NCLEX-PN
G. Anticipating Potential Body System Changes
An essential aspect of nursing practice involves anticipating potential changes in body systems and taking proactive measures. Here's what you should know: ● Baseline Comparison : A critical skill is the ability to compare current client data with baseline data. This is particularly vital for evaluating symptoms of illness or disease. By doing so, you can effectively identify deviations and initiate appropriate interventions promptly. ● Identification of Risks : Recognize potential risks that clients might face, such as aspiration (related to feeding tube, sedation, and swallowing difficulties), skin breakdown due to immobility, nutritional concerns, incontinence, and inadequate vascular perfusion (notably in clients with immobilized limbs, post-surgery, or diabetes). Understanding these risk factors equips you to address them effectively. ● Provision of Tailored Care : Develop the capacity to provide treatments and care in response to identified risks. This ensures that clients receive personalized interventions that address their unique needs and vulnerabilities. ● Monitoring Changes : Monitor client output for changes from baseline, encompassing nasogastric tube drainage, emesis, stool characteristics, and urine volume. Detecting shifts allows for early intervention and prevents potential complications. ● Client Education : Educate clients about measures to avert complications tied to activity levels or diagnosed illnesses. This includes addressing concerns like contractures and emphasizing foot care for individuals with diabetes mellitus. Assessment of Aspiration Risk Definition of Aspiration Risk: The potential for the entry of gastrointestinal or oropharyngeal secretions, solids, or fluids into the tracheobronchial passages.

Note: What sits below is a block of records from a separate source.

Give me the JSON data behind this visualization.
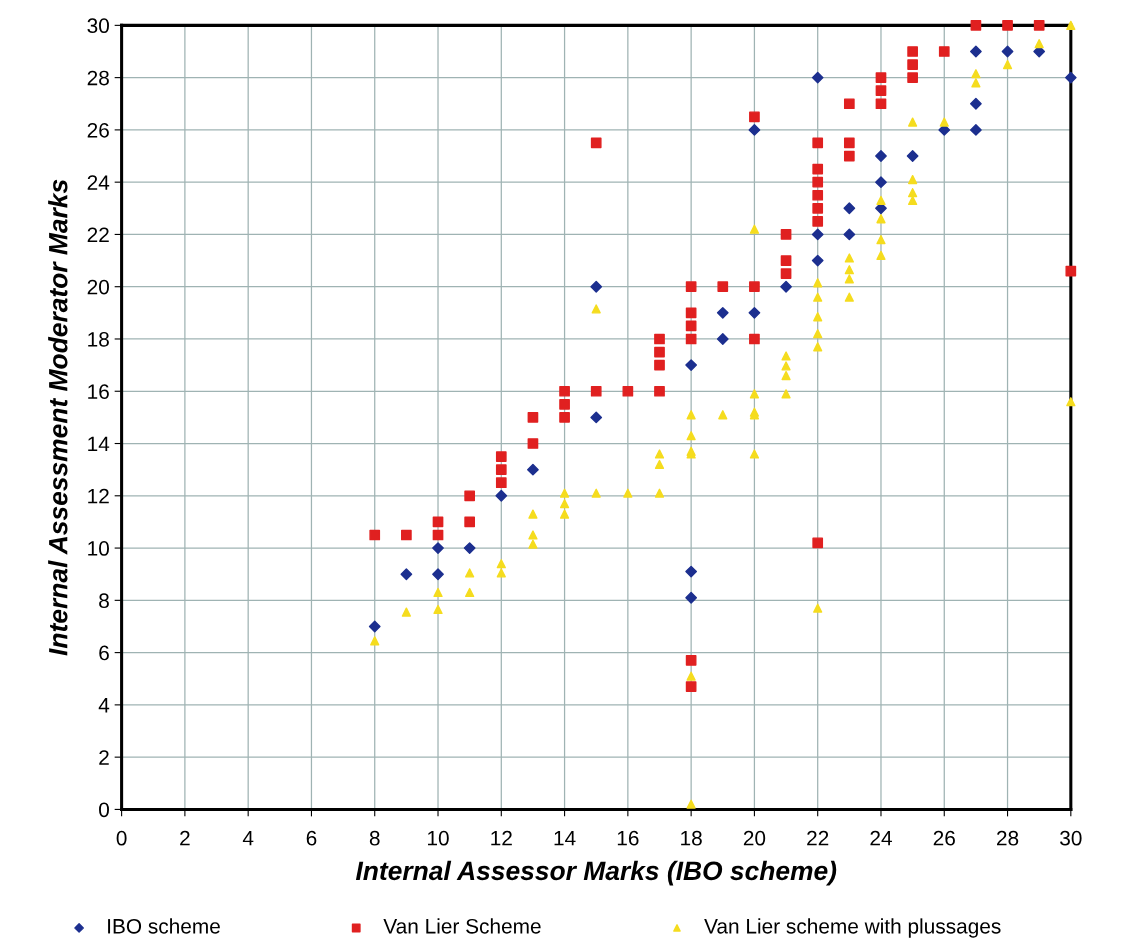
{
  "chart_data": {
    "type": "scatter",
    "xlabel": "Internal Assessor Marks (IBO scheme)",
    "ylabel": "Internal Assessment Moderator Marks",
    "xlim": [
      0,
      30
    ],
    "ylim": [
      0,
      30
    ],
    "xticks": [
      0,
      2,
      4,
      6,
      8,
      10,
      12,
      14,
      16,
      18,
      20,
      22,
      24,
      26,
      28,
      30
    ],
    "yticks": [
      0,
      2,
      4,
      6,
      8,
      10,
      12,
      14,
      16,
      18,
      20,
      22,
      24,
      26,
      28,
      30
    ],
    "grid": true,
    "legend": "bottom",
    "series": [
      {
        "name": "IBO scheme",
        "color": "#1c2f8f",
        "marker": "diamond",
        "x": [
          8,
          9,
          10,
          10,
          11,
          12,
          13,
          15,
          15,
          18,
          18,
          18,
          19,
          19,
          20,
          20,
          21,
          22,
          22,
          22,
          23,
          23,
          24,
          24,
          24,
          25,
          26,
          27,
          27,
          27,
          28,
          29,
          30
        ],
        "values": [
          7,
          9,
          10,
          9,
          10,
          12,
          13,
          20,
          15,
          17,
          9.1,
          8.1,
          19,
          18,
          26,
          19,
          20,
          28,
          22,
          21,
          23,
          22,
          25,
          24,
          23,
          25,
          26,
          26,
          27,
          29,
          29,
          29,
          28
        ]
      },
      {
        "name": "Van Lier Scheme",
        "color": "#e02020",
        "marker": "square",
        "x": [
          8,
          9,
          10,
          10,
          11,
          11,
          12,
          12,
          12,
          13,
          13,
          14,
          14,
          14,
          15,
          15,
          16,
          17,
          17,
          17,
          17,
          18,
          18,
          18,
          18,
          18,
          18,
          19,
          20,
          20,
          20,
          21,
          21,
          21,
          22,
          22,
          22,
          22,
          22,
          22,
          22,
          23,
          23,
          23,
          24,
          24,
          24,
          25,
          25,
          25,
          26,
          27,
          28,
          29,
          30
        ],
        "values": [
          10.5,
          10.5,
          11,
          10.5,
          12,
          11,
          13.5,
          13,
          12.5,
          15,
          14,
          16,
          15.5,
          15,
          25.5,
          16,
          16,
          18,
          17.5,
          17,
          16,
          20,
          19,
          18.5,
          18,
          5.7,
          4.7,
          20,
          26.5,
          20,
          18,
          22,
          21,
          20.5,
          25.5,
          24.5,
          24,
          23.5,
          23,
          22.5,
          10.2,
          27,
          25.5,
          25,
          28,
          27.5,
          27,
          29,
          28.5,
          28,
          29,
          30,
          30,
          30,
          20.6
        ]
      },
      {
        "name": "Van Lier scheme with plussages",
        "color": "#f5dc1e",
        "marker": "triangle",
        "x": [
          8,
          9,
          10,
          10,
          11,
          11,
          12,
          12,
          13,
          13,
          13,
          14,
          14,
          14,
          15,
          15,
          16,
          17,
          17,
          17,
          18,
          18,
          18,
          18,
          18,
          18,
          19,
          20,
          20,
          20,
          20,
          20,
          21,
          21,
          21,
          21,
          22,
          22,
          22,
          22,
          22,
          22,
          23,
          23,
          23,
          23,
          24,
          24,
          24,
          24,
          25,
          25,
          25,
          25,
          26,
          27,
          27,
          28,
          29,
          30,
          30
        ],
        "values": [
          6.45,
          7.55,
          8.3,
          7.65,
          9.05,
          8.3,
          9.4,
          9.05,
          11.3,
          10.5,
          10.15,
          12.1,
          11.7,
          11.3,
          19.15,
          12.1,
          12.1,
          12.1,
          13.6,
          13.2,
          15.1,
          14.3,
          13.6,
          5.1,
          0.2,
          13.7,
          15.1,
          22.2,
          15.9,
          15.2,
          15.1,
          13.6,
          17.35,
          16.97,
          16.6,
          15.9,
          20.15,
          19.6,
          18.85,
          18.2,
          17.7,
          7.7,
          21.1,
          20.65,
          20.3,
          19.6,
          23.3,
          22.6,
          21.8,
          21.2,
          26.3,
          24.1,
          23.6,
          23.3,
          26.3,
          28.15,
          27.8,
          28.5,
          29.3,
          30,
          15.6
        ]
      }
    ]
  }
}
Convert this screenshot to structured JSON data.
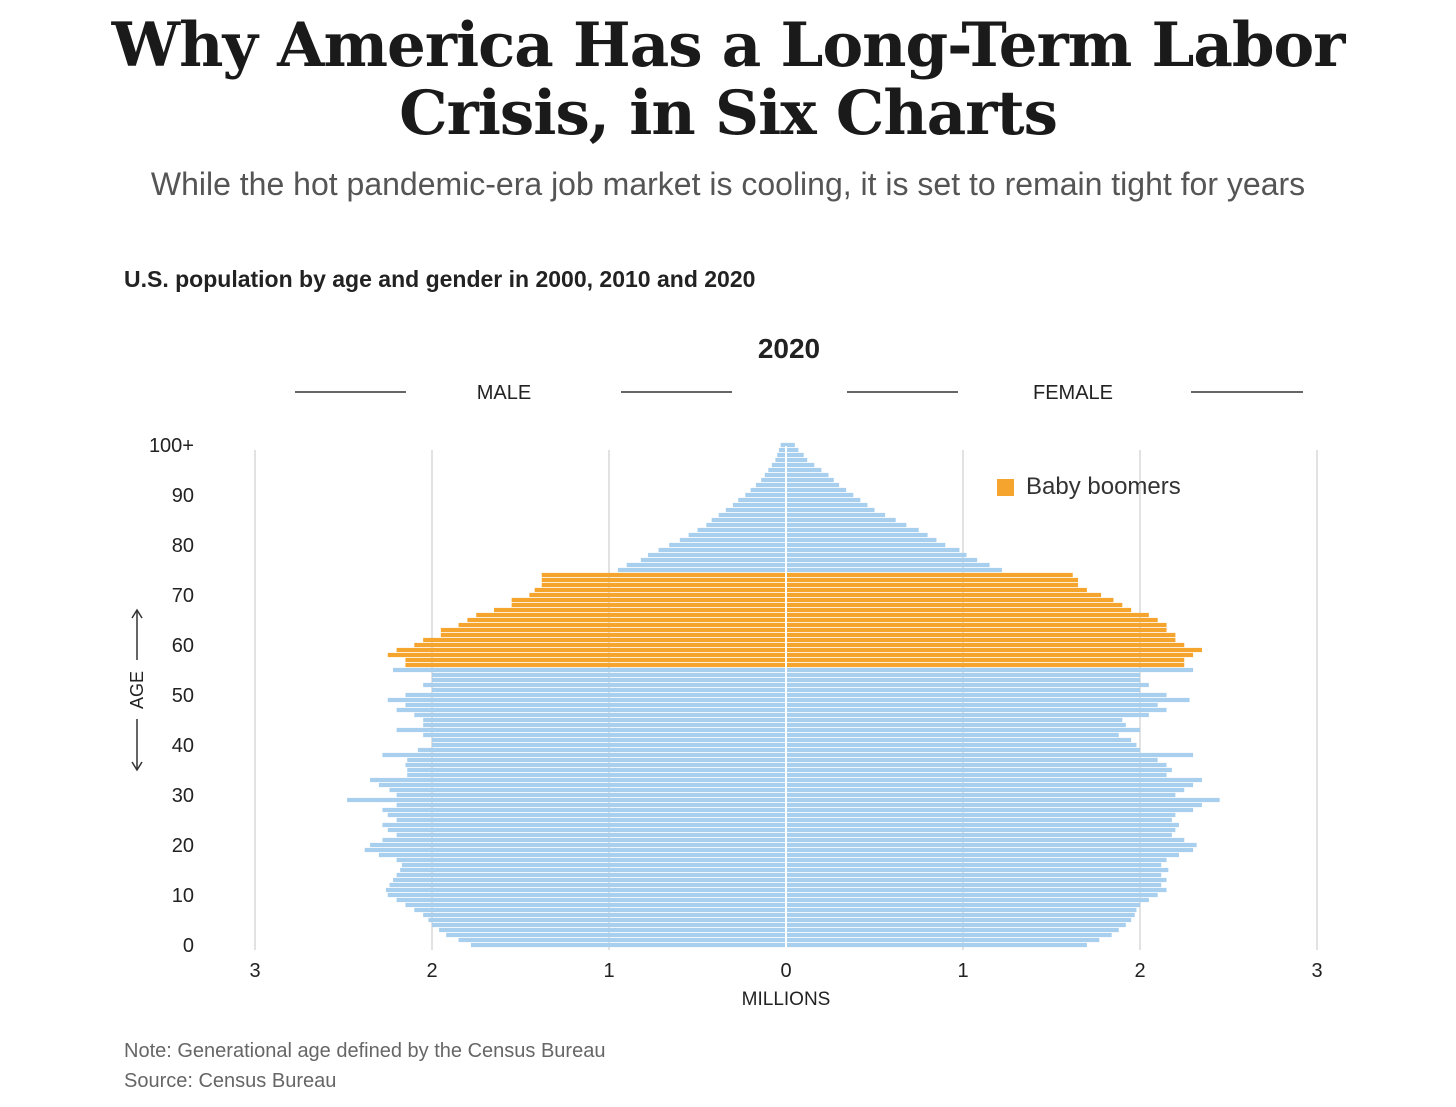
{
  "headline": "Why America Has a Long-Term Labor Crisis, in Six Charts",
  "dek": "While the hot pandemic-era job market is cooling, it is set to remain tight for years",
  "chart_data": {
    "type": "bar",
    "orientation": "horizontal-population-pyramid",
    "title": "U.S. population by age and gender in 2000, 2010 and 2020",
    "year_label": "2020",
    "left_label": "MALE",
    "right_label": "FEMALE",
    "xlabel": "MILLIONS",
    "ylabel": "AGE",
    "xlim": [
      -3,
      3
    ],
    "x_ticks": [
      {
        "value": -3,
        "label": "3"
      },
      {
        "value": -2,
        "label": "2"
      },
      {
        "value": -1,
        "label": "1"
      },
      {
        "value": 0,
        "label": "0"
      },
      {
        "value": 1,
        "label": "1"
      },
      {
        "value": 2,
        "label": "2"
      },
      {
        "value": 3,
        "label": "3"
      }
    ],
    "y_ticks": [
      {
        "value": 0,
        "label": "0"
      },
      {
        "value": 10,
        "label": "10"
      },
      {
        "value": 20,
        "label": "20"
      },
      {
        "value": 30,
        "label": "30"
      },
      {
        "value": 40,
        "label": "40"
      },
      {
        "value": 50,
        "label": "50"
      },
      {
        "value": 60,
        "label": "60"
      },
      {
        "value": 70,
        "label": "70"
      },
      {
        "value": 80,
        "label": "80"
      },
      {
        "value": 90,
        "label": "90"
      },
      {
        "value": 100,
        "label": "100+"
      }
    ],
    "legend": {
      "label": "Baby boomers",
      "color": "#f5a42d",
      "position": "top-right"
    },
    "grid": true,
    "colors": {
      "default": "#a8d0ee",
      "baby_boomers": "#f5a42d"
    },
    "baby_boomer_ages": [
      56,
      74
    ],
    "ages": [
      0,
      1,
      2,
      3,
      4,
      5,
      6,
      7,
      8,
      9,
      10,
      11,
      12,
      13,
      14,
      15,
      16,
      17,
      18,
      19,
      20,
      21,
      22,
      23,
      24,
      25,
      26,
      27,
      28,
      29,
      30,
      31,
      32,
      33,
      34,
      35,
      36,
      37,
      38,
      39,
      40,
      41,
      42,
      43,
      44,
      45,
      46,
      47,
      48,
      49,
      50,
      51,
      52,
      53,
      54,
      55,
      56,
      57,
      58,
      59,
      60,
      61,
      62,
      63,
      64,
      65,
      66,
      67,
      68,
      69,
      70,
      71,
      72,
      73,
      74,
      75,
      76,
      77,
      78,
      79,
      80,
      81,
      82,
      83,
      84,
      85,
      86,
      87,
      88,
      89,
      90,
      91,
      92,
      93,
      94,
      95,
      96,
      97,
      98,
      99,
      100
    ],
    "series": [
      {
        "name": "MALE",
        "values": [
          1.78,
          1.85,
          1.92,
          1.96,
          2.0,
          2.02,
          2.05,
          2.1,
          2.15,
          2.2,
          2.25,
          2.26,
          2.24,
          2.22,
          2.2,
          2.18,
          2.17,
          2.2,
          2.3,
          2.38,
          2.35,
          2.28,
          2.2,
          2.25,
          2.28,
          2.2,
          2.25,
          2.28,
          2.2,
          2.48,
          2.2,
          2.24,
          2.3,
          2.35,
          2.14,
          2.14,
          2.15,
          2.14,
          2.28,
          2.08,
          2.0,
          2.0,
          2.05,
          2.2,
          2.05,
          2.05,
          2.1,
          2.2,
          2.15,
          2.25,
          2.15,
          2.0,
          2.05,
          2.0,
          2.0,
          2.22,
          2.15,
          2.15,
          2.25,
          2.2,
          2.1,
          2.05,
          1.95,
          1.95,
          1.85,
          1.8,
          1.75,
          1.65,
          1.55,
          1.55,
          1.45,
          1.42,
          1.38,
          1.38,
          1.38,
          0.95,
          0.9,
          0.82,
          0.78,
          0.72,
          0.66,
          0.6,
          0.55,
          0.5,
          0.45,
          0.42,
          0.38,
          0.34,
          0.3,
          0.27,
          0.23,
          0.2,
          0.17,
          0.14,
          0.12,
          0.1,
          0.08,
          0.06,
          0.05,
          0.04,
          0.03
        ]
      },
      {
        "name": "FEMALE",
        "values": [
          1.7,
          1.77,
          1.84,
          1.88,
          1.92,
          1.95,
          1.97,
          1.98,
          2.0,
          2.05,
          2.1,
          2.15,
          2.12,
          2.15,
          2.12,
          2.16,
          2.12,
          2.15,
          2.22,
          2.3,
          2.32,
          2.25,
          2.18,
          2.2,
          2.22,
          2.18,
          2.2,
          2.3,
          2.35,
          2.45,
          2.2,
          2.25,
          2.3,
          2.35,
          2.15,
          2.18,
          2.15,
          2.1,
          2.3,
          2.0,
          1.98,
          1.95,
          1.88,
          2.0,
          1.92,
          1.9,
          2.05,
          2.15,
          2.1,
          2.28,
          2.15,
          2.0,
          2.05,
          2.0,
          2.0,
          2.3,
          2.25,
          2.25,
          2.3,
          2.35,
          2.25,
          2.2,
          2.2,
          2.15,
          2.15,
          2.1,
          2.05,
          1.95,
          1.9,
          1.85,
          1.78,
          1.7,
          1.65,
          1.65,
          1.62,
          1.22,
          1.15,
          1.08,
          1.02,
          0.98,
          0.9,
          0.85,
          0.8,
          0.75,
          0.68,
          0.62,
          0.56,
          0.5,
          0.46,
          0.42,
          0.38,
          0.34,
          0.3,
          0.27,
          0.24,
          0.2,
          0.16,
          0.12,
          0.1,
          0.07,
          0.05
        ]
      }
    ]
  },
  "notes": {
    "note": "Note: Generational age defined by the Census Bureau",
    "source": "Source: Census Bureau"
  }
}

Identifying Risk Factors for Aspiration ● Impaired Cough and/or Gag Reflex : Clients with weakened or absent cough or gag reflexes may be at risk as they can't effectively protect their airway from foreign substances. ● Gastrointestinal Feeding Tubes with Residual : Feeding tubes, especially when there's leftover content (residual), can increase the risk of aspiration during feeding. ● Impaired Esophageal Sphincter : A dysfunctional esophageal sphincter may allow stomach contents to regurgitate into the throat. ● Impaired Gastrointestinal Tract Emptying and Motility : Conditions that affect the normal movement and emptying of the gastrointestinal tract can lead to the accumulation of contents, increasing the risk of aspiration.